Advanced Driver Assistance, Safety, and Static Analysis to Support ISO 26262April 15, 2016 Tweet
Advanced Driver Assistance Systems (ADAS) are a key area of innovation in automotive electronics, but their potential improvement and positive impact on safety can only be realized with the same level of rigor as other safety-critical software. As we’ve posted before, ISO 26262 defines the guidelines for designing and building safety functions in automobiles, which would include an ADAS system. Static analysis plays an important role in developing software to the standard.
- The challenges of developing advanced driver assistance systems
- GrammaTech CodeSonar compliance with ISO 26262
- ISO 26262 – A static analysis tools perspective
- MISRA and CodeSonar
In previous posts, we have discussed how static analysis fits well with safety-critical development, helping break through the “affordability wall” and improving risk reduction. This holds true for the relatively new field of ADAS and the emerging development rigor required as the technology plays a more critical role in automobiles. ISO 26262 (Road Vehicles – Functional Safety) defines the functional safety guidelines needed for ADAS (and other safety-critical automotive systems), including using software development automation and static analysis tools.

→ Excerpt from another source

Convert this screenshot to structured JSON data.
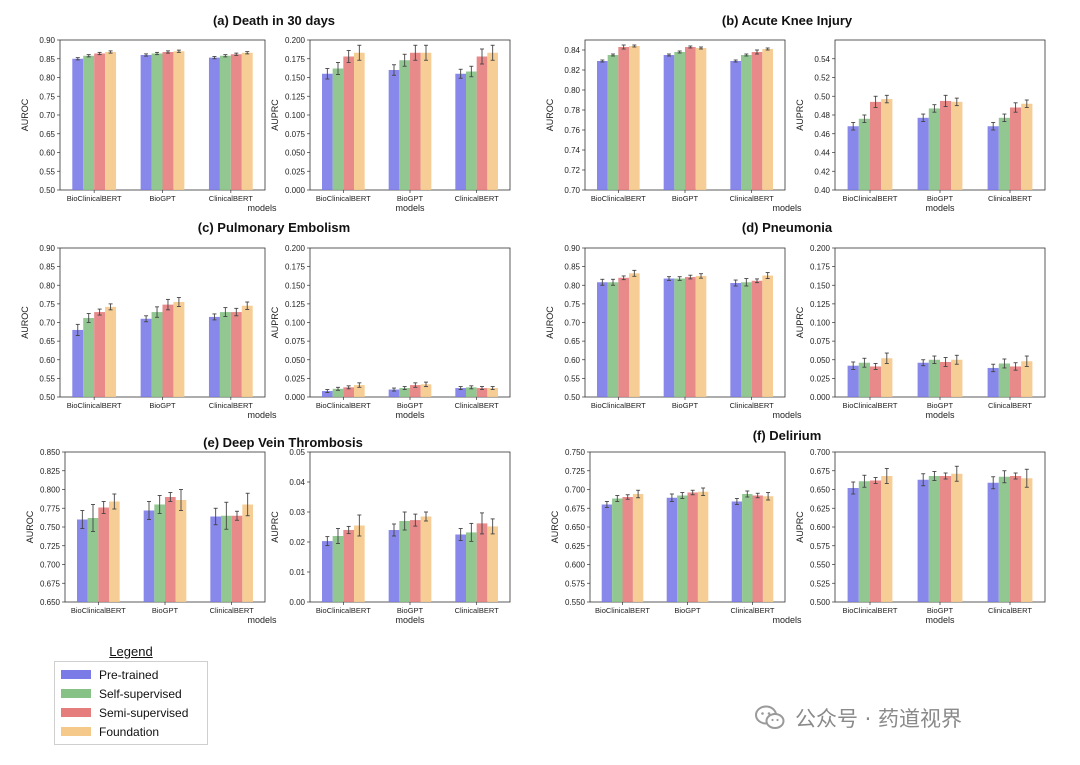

Certification and Static Analysis Tools
ISO 26262 specifies software unit design, implementation principles, and coding guidelines. Static analysis tools are particularly useful in enforcing coding standards such as MISRA C. Help with coding standards is useful but it's just a small fraction of the capabilities of a product such as GrammaTech CodeSonar. ADAS devices need robustness, correctness, and consistency, which require design, coding, and testing rigor beyond the coding standards. Static analysis tools can find defects in the source code before and after it becomes part of the project. The tools can also detect bugs that are hard to find in testing and are expensive to debug and fix. In addition, avoiding complexity and increasing maintainability is difficult to manage manually, and tools such as GrammaTech's CodeSurfer help immensely in management of the structure of the code.
Figure 1: Risk reduction required by a technical solution by ISO26262 versus each Automotive Safety Integrity Level (ASIL). Development automation has significant impact on risk reduction.
Software certifications require proof of implementation to the standard, which is often manually generated, but automation reduces the workload. Confidence is required in an automated tools’ results in order for them to be acceptable certification evidence. To address this, tools vendors can seek certifications for the products they sell as well. Recognizing this need, GrammaTech CodeSonar is independently certified for ISO 26262, IEC 61508, and EN 50128. This means that developers can use CodeSonar with confidence that the results produced are acceptable to approval bodies during certification. It’s just too risky to use unqualified tools, which will only result in further testing, documentation, and certification costs.
ADAS Development Acceleration and Risk Reduction
The additional rigor required for ADAS, risk management, and functional safety, defined in ISO 26262, is relatively new to automotive software development teams. Static analysis tools provide tangible productivity improvements to software teams seeking stringent software safety certification. Using a qualified tool as part of the software development process from early stages of development can have significant benefits:
- Enforcing coding standards for safety, security, and style. Automating code analysis during code development ensures quality in the development stream every day.
- Reducing manual effort in proving software robustness and behavior. Static analysis tools augment software testing by providing more assurance of software quality.
- Reducing number of defects throughout development. Code that works the first time is much cheaper to test and integrate than buggy code. Bugs removed from the code before testing (or even source configuration management) reduces costs and risk.
- Finding serious defects that elude testing. Software testing in ADAS is exhaustive and, depending on the level of concern (ASIL), require complete statement and or decision coverage. Despite this testing rigor, static analysis tools have found defects that were missed. These are the most worrisome types of defects – is it really worth the risk of letting these bugs go into a shipping product?
- Analyzing Legacy and Third Party Code. Use of third party code such as commercial off-the-shelf software (COTS) and open-source software is a fact of life in embedded software development. Static analysis tools can analyze third-party source and binaries to discover defects and security vulnerabilities in software that could be impossible to test otherwise (without including it and running it, an expensive option).
- Accelerating certification evidence. Documenting the results of software unit acceptance is critical to proving compliance to certification standards. Static analysis tools have rich reporting features to help support certification requirements.
ADAS is growing in range and scope in automotive systems. The required software development is taking over in terms of costs and risk in these systems, and standards such as ISO 26262 require thorough risk management. ADAS software is complex and expensive to build; however, static analysis tools boost the quality assurance, robustness, and correctness required. Early adoption and use is key to reaping the most rewards.